Researchers Reach Consensus on What AGI Is


The DeepMind research team is focused on the next frontier of artificial intelligence - Artificial General Intelligence (AGI) - but they realize that a key question needs to be addressed first. They ask, what exactly is AGI?

Generally, AGI is typically seen as a form of artificial intelligence that has the ability to understand, learn, and apply knowledge to a wide range of tasks, similar to how the human brain operates. Wikipedia expands the scope, stating that AGI is a "hypothetical intelligent agent [that] can learn to perform any intellectual task that a human or animal can do."

The OpenAI Charter describes AGI as a set of "highly autonomous systems that outperform humans in most economically valuable work."

AI expert and founder of Geometric Intelligence, Gary Marcus, defines it as "any flexible and broadly applicable intelligence that matches or exceeds human intelligence in performance and reliability."

With so many variations in the definition, the DeepMind team has adopted a simple viewpoint proposed by Voltaire centuries ago: "If you wish to converse with me, define your terms."

In a paper published on the preprint server arXiv, the researchers outline their framework for classifying AGI model capabilities and behaviors.

By doing so, they hope to establish a common language for researchers to use when measuring progress, comparing approaches, and assessing risks.

"Achieving 'intelligence' at a human level is a hidden or explicit goal for many in our field," said Shane Legg, who introduced the term AGI 20 years ago.

Legg explains, "I see a lot of discussion where people seem to be using the term to refer to different things, which leads to all sorts of confusion. Now that AGI has become so important, we need to nail down its definition."

In a paper titled "Levels of AGI: Operationalizing Progress on the Path to AGI," the team summarizes several principles required for AGI models. These include a focus on the capabilities of the system rather than the process.

"Achieving AGI does not mean that the system 'thinks' or 'understands' with attributes such as consciousness or perception," the team emphasizes.

AGI systems must also have the ability to learn new tasks and know when to seek clarification or assistance from humans.

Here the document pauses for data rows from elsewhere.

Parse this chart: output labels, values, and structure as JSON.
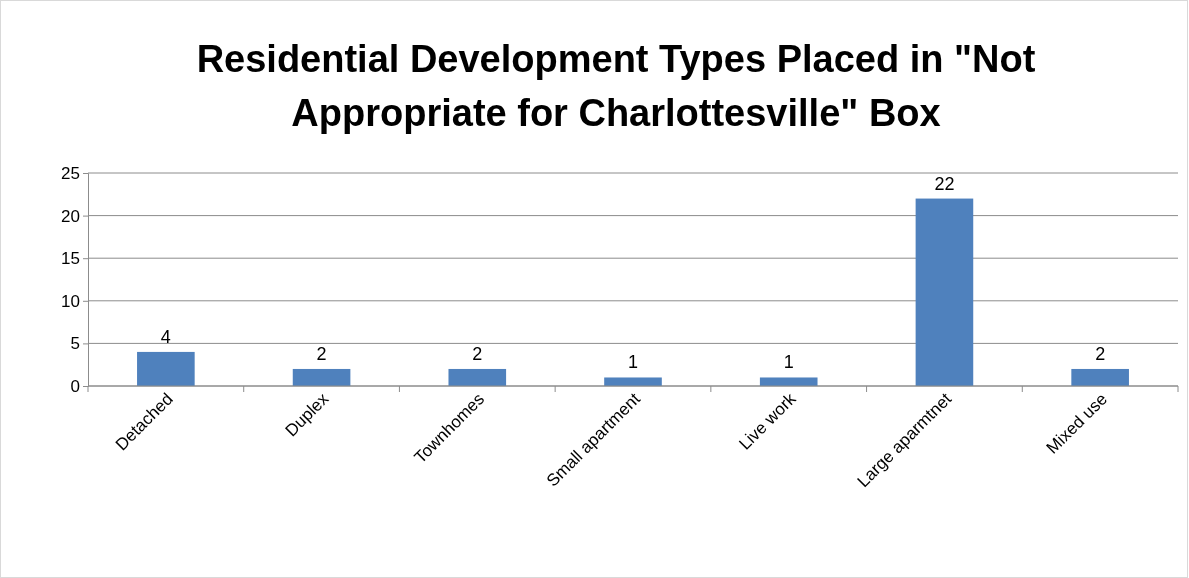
{
  "chart_data": {
    "type": "bar",
    "title": "Residential Development Types Placed in \"Not Appropriate for Charlottesville\" Box",
    "categories": [
      "Detached",
      "Duplex",
      "Townhomes",
      "Small apartment",
      "Live work",
      "Large aparmtnet",
      "Mixed use"
    ],
    "values": [
      4,
      2,
      2,
      1,
      1,
      22,
      2
    ],
    "color": "#4f81bd",
    "ylim": [
      0,
      25
    ],
    "yticks": [
      0,
      5,
      10,
      15,
      20,
      25
    ],
    "grid": "y",
    "data_labels": true
  }
}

Another parameter is a focus on potential rather than the actual deployment of the program. "Introducing deployment as a criterion for measuring AGI introduces non-technical barriers, such as legal and societal considerations, as well as potential ethical and safety issues," the researchers explain.

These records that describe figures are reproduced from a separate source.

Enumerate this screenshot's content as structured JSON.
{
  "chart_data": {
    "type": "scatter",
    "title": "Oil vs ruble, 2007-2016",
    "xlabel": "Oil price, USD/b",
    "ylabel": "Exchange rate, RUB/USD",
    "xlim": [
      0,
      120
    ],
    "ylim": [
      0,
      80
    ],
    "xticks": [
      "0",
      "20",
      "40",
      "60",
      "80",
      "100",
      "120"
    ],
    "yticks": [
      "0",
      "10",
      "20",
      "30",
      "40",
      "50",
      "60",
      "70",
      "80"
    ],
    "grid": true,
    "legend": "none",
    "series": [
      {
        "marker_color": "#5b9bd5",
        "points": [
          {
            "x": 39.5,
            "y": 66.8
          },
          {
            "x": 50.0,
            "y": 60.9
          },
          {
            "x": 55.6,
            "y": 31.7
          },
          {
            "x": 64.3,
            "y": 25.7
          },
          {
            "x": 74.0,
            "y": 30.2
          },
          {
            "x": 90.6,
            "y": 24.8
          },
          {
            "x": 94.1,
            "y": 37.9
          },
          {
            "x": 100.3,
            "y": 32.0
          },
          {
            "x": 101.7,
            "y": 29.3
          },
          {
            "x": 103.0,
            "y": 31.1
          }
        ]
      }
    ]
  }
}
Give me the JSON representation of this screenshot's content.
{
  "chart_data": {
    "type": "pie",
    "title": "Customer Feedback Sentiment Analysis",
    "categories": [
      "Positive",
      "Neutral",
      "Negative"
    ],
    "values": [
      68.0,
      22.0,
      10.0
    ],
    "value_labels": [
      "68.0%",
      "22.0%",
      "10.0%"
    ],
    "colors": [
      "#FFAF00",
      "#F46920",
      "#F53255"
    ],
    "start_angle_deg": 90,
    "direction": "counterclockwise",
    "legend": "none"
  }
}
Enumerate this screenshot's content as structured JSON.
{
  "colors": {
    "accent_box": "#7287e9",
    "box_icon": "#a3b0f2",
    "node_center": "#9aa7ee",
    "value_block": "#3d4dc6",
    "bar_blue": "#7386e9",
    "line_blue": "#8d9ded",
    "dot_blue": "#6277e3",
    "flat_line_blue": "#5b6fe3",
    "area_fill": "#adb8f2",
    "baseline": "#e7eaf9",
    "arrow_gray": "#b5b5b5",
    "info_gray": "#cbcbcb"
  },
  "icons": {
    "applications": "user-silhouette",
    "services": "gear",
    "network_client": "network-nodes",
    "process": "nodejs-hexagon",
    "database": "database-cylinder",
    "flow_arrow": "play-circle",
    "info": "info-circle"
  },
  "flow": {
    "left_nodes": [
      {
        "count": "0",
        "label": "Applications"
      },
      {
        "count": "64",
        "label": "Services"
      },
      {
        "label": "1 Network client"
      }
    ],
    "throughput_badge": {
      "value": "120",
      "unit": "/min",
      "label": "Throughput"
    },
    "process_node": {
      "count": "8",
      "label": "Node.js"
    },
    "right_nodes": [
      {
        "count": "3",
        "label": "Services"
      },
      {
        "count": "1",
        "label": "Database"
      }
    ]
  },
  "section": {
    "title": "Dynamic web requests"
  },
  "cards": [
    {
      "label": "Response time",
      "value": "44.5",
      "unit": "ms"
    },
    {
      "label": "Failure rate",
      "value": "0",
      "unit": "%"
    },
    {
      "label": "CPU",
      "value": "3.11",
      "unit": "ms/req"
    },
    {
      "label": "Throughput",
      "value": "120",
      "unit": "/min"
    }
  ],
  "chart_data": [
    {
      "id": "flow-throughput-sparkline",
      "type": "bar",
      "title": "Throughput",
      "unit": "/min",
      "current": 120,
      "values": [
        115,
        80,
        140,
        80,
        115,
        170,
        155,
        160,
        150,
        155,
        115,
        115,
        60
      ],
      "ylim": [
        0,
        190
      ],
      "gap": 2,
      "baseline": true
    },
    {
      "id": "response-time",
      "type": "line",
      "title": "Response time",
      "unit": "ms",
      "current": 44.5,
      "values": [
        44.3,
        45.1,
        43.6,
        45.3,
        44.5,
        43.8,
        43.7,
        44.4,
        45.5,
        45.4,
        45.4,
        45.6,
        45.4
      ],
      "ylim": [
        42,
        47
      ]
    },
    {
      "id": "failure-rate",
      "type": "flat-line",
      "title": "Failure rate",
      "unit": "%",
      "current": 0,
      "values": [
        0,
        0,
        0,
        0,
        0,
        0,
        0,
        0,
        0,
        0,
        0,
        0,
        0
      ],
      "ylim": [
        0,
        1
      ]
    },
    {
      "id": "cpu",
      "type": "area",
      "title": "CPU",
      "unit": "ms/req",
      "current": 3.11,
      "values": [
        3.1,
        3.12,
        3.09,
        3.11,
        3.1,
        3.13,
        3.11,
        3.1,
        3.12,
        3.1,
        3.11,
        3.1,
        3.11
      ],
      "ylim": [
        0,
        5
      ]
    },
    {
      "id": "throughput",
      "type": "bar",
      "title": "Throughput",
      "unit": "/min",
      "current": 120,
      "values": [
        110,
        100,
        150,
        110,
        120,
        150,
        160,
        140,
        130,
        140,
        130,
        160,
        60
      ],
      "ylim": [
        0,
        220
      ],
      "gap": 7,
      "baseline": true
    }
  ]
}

Then, the team compiled a list of intelligence thresholds from "Level 0, non-AGI" to "Level 5, superhuman." Levels 1-4 include "emerging," "competent," "expert," and "master."

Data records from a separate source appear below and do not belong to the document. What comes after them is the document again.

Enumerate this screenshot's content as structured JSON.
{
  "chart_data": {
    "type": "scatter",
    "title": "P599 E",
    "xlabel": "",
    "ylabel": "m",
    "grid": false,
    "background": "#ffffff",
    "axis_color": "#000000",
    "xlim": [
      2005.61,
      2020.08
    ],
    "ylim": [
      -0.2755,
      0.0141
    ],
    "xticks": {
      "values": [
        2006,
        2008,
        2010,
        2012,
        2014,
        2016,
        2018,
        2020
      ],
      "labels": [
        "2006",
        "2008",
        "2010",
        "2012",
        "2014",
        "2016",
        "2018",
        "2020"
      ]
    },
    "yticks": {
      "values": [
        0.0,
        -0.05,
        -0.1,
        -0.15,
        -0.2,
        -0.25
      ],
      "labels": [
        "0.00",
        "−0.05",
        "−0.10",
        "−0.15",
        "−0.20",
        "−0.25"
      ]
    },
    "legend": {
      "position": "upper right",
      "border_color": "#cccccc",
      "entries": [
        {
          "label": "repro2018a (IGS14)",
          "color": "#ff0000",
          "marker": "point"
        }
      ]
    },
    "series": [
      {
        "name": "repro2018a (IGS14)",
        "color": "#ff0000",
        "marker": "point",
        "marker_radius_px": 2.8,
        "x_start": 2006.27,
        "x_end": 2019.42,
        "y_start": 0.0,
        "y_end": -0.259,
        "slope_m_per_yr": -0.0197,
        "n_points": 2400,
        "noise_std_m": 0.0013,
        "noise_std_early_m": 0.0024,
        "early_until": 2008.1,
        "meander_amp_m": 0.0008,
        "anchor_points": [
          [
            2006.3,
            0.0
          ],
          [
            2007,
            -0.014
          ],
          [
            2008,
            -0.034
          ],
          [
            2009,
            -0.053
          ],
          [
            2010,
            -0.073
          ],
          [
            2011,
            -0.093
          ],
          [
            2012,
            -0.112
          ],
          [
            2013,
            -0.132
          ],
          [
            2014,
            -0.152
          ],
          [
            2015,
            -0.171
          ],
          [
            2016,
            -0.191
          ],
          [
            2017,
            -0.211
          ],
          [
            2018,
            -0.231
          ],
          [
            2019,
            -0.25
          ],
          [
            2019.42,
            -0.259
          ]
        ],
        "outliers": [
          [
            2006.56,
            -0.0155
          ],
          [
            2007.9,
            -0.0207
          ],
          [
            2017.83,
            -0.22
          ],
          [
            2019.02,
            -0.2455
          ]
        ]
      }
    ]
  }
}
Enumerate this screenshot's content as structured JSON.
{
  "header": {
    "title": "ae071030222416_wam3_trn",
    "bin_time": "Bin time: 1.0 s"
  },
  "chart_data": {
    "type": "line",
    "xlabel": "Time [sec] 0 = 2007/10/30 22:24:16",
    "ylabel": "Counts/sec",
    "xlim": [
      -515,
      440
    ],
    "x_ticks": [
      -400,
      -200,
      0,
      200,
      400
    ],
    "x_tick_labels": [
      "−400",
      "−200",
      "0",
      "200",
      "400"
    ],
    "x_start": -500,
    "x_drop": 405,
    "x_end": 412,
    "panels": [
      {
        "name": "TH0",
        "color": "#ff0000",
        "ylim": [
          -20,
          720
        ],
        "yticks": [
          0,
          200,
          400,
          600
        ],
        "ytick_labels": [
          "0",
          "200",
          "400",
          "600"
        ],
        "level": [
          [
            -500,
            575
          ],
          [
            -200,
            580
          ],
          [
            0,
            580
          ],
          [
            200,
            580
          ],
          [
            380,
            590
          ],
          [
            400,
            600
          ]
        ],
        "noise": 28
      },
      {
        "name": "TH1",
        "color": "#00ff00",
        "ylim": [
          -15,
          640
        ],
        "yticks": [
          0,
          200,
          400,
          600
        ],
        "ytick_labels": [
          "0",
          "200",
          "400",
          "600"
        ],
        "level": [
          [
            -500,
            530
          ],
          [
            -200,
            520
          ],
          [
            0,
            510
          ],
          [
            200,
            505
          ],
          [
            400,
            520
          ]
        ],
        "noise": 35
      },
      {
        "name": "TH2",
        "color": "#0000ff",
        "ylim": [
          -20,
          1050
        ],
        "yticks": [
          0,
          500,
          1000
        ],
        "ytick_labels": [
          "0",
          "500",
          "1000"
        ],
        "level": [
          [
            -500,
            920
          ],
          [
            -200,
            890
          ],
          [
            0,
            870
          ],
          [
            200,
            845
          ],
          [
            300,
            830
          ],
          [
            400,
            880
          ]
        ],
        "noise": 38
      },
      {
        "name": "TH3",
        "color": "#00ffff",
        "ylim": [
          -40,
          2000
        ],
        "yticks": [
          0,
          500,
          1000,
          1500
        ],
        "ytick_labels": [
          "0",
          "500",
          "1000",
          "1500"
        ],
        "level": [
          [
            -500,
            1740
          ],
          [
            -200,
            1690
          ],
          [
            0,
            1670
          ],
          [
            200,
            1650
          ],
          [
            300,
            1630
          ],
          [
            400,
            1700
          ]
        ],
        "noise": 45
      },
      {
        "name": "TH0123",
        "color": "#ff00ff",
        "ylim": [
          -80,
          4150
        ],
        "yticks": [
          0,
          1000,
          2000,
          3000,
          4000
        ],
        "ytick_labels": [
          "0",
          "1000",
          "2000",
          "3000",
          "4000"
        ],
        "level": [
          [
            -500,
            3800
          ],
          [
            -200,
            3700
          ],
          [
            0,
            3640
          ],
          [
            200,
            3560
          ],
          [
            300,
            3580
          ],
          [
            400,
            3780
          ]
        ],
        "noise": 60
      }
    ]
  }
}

Three programs reached the threshold for the AGI label. However, these three text-generating models (ChatGPT, Bard, and Llama 2) only reached the "Level 1, emerging" level. No other current AI programs meet the criteria for AGI.

Other programs listed as AI include SHRDLU, an early natural language understanding computer developed at MIT, listed as "Level 1, emerging AI."

Siri, Alexa, and Google Assistant are listed as "Level 2, competent." Grammarly, a grammar checker, ranks as "Level 3, expert AI."

Higher on the list are "Level 4, master" programs such as Deep Blue and AlphaGo. Topping the list at "Level 5, superhuman" is DeepMind's AlphaFold, which predicts the 3D structure of proteins from their amino acid sequences, and StockFish, a powerful open-source chess program.

However, AGI does not have a single definition and has been evolving.

"As our understanding of these fundamental processes deepens, it may be important to reexamine our definition of AGI," says Meredith Ringel Morris, Chief Scientist of Human-AI Interaction at Google DeepMind.

"We cannot enumerate a sufficiently general set of tasks that would constitute a measure of intelligence," the researchers say. "Therefore, an AGI benchmark should be a flexible benchmark. Such a benchmark should include a framework for generating and agreeing on new tasks."